Alexandria, VA - Lyle Beckwith, senior vice president of government relations at NACS, today issued the following statement on the House Financial Services Committee vote to report H.R. 5983, the Financial Choice Act:
“NACS is deeply disappointed at the House Financial Services Committee’s vote to report the controversial and misnamed ‘Financial Choice Act’—which includes repeal of the highly effective, pro-competition and pro-consumer debit swipe fee reform—but given the bipartisan opposition that arose even as the bill was rammed through Committee, repeal efforts should not move forward.
“While the bill’s sponsors inserted the acronym CHOICE in the bill title—standing for ‘Creating Hope and Opportunity for Investors, Consumers and Entrepreneurs’—the Act as currently constituted would instead generate more costs and lost opportunity for entrepreneurs, higher prices for consumers and greater monopoly profits for the credit-card giants by eliminating competition in the debit-card arena.
“Along with members of Congress from both sides of the aisle who have already stood against this ill-considered measure, NACS will continue to fight to keep the interests of merchants and consumers ahead of the credit-card Goliaths, who already benefit from the highest swipe fees in the world.

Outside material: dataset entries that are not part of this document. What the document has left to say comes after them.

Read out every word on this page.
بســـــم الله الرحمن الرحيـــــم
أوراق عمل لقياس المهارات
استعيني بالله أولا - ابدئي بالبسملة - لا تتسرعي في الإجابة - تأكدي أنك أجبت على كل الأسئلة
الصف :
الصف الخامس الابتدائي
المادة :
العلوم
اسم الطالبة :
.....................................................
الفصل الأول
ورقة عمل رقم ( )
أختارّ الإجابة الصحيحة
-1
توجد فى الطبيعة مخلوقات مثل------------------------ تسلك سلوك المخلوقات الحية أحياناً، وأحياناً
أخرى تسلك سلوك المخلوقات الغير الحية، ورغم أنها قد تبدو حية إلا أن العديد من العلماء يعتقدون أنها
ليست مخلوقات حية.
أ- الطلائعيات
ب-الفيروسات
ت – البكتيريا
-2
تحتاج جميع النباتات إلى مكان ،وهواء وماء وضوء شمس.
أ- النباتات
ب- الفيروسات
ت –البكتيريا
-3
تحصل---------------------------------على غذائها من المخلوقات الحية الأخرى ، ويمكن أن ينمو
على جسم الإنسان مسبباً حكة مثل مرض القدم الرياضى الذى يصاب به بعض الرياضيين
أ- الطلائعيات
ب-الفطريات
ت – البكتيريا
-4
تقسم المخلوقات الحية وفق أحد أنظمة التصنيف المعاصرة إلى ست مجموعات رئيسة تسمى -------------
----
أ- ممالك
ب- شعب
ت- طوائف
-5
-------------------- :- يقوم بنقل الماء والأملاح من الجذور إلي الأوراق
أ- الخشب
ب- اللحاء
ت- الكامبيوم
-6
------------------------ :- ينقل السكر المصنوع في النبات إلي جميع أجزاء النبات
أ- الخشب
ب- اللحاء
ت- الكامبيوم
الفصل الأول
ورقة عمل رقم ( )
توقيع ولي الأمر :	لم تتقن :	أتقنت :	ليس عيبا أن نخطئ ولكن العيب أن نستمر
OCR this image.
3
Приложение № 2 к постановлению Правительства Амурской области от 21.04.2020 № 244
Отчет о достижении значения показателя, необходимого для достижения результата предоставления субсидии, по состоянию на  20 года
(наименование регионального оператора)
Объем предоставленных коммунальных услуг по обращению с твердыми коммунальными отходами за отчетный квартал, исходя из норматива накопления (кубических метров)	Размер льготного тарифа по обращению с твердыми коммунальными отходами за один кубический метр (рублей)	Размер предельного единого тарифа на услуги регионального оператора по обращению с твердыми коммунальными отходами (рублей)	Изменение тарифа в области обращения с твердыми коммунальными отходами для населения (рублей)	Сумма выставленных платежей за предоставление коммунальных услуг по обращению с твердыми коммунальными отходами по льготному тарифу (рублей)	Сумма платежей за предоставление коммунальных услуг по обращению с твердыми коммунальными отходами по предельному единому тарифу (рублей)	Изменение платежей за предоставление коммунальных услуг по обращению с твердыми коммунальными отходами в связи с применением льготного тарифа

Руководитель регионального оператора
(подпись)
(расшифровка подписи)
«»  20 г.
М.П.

“Specifically, we’ll keep doing everything in our power to build on the strong opposition to this bill and ensure that members of Congress and the Senate recognize the success of this vital reform in re-establishing competition in the debit-card market. Repeal of swipe fee reform would put Visa and MasterCard right back into the price-fixing business by making it impossible for smaller card networks to compete, and would dramatically increase costs for convenience store owners, for whom swipe fees are already, on average, their fastest-growing expense. And it would quickly wipe out the nearly $6 billion in savings consumers have experienced each year thanks to the reform.
“In the end, it is clear that the bill in its current form lacks the support necessary to get through Congress, given its potential harm to competition, consumers and small business.”
Swipe fee reform, enacted in 2010 as part of the Dodd-Frank Wall Street reform package, required centrally price-fixed swipe fees on debit transactions to be “reasonable and proportional” to the cost of processing the transaction and ensured competition among debit networks. Repeal would allow unlimited price-fixing of fees and let the credit card giants block their competitors from having a chance to try to get business from merchants.
According to a report by the Merchants Payments Coalition, reductions in debit fees driven by swipe fee reform put nearly $6 billion in consumers’ hands through lower prices in the first year of reform alone and supported more than 37,000 new jobs annually. In addition, small merchants have benefited from greater transparency in debit-card transactions.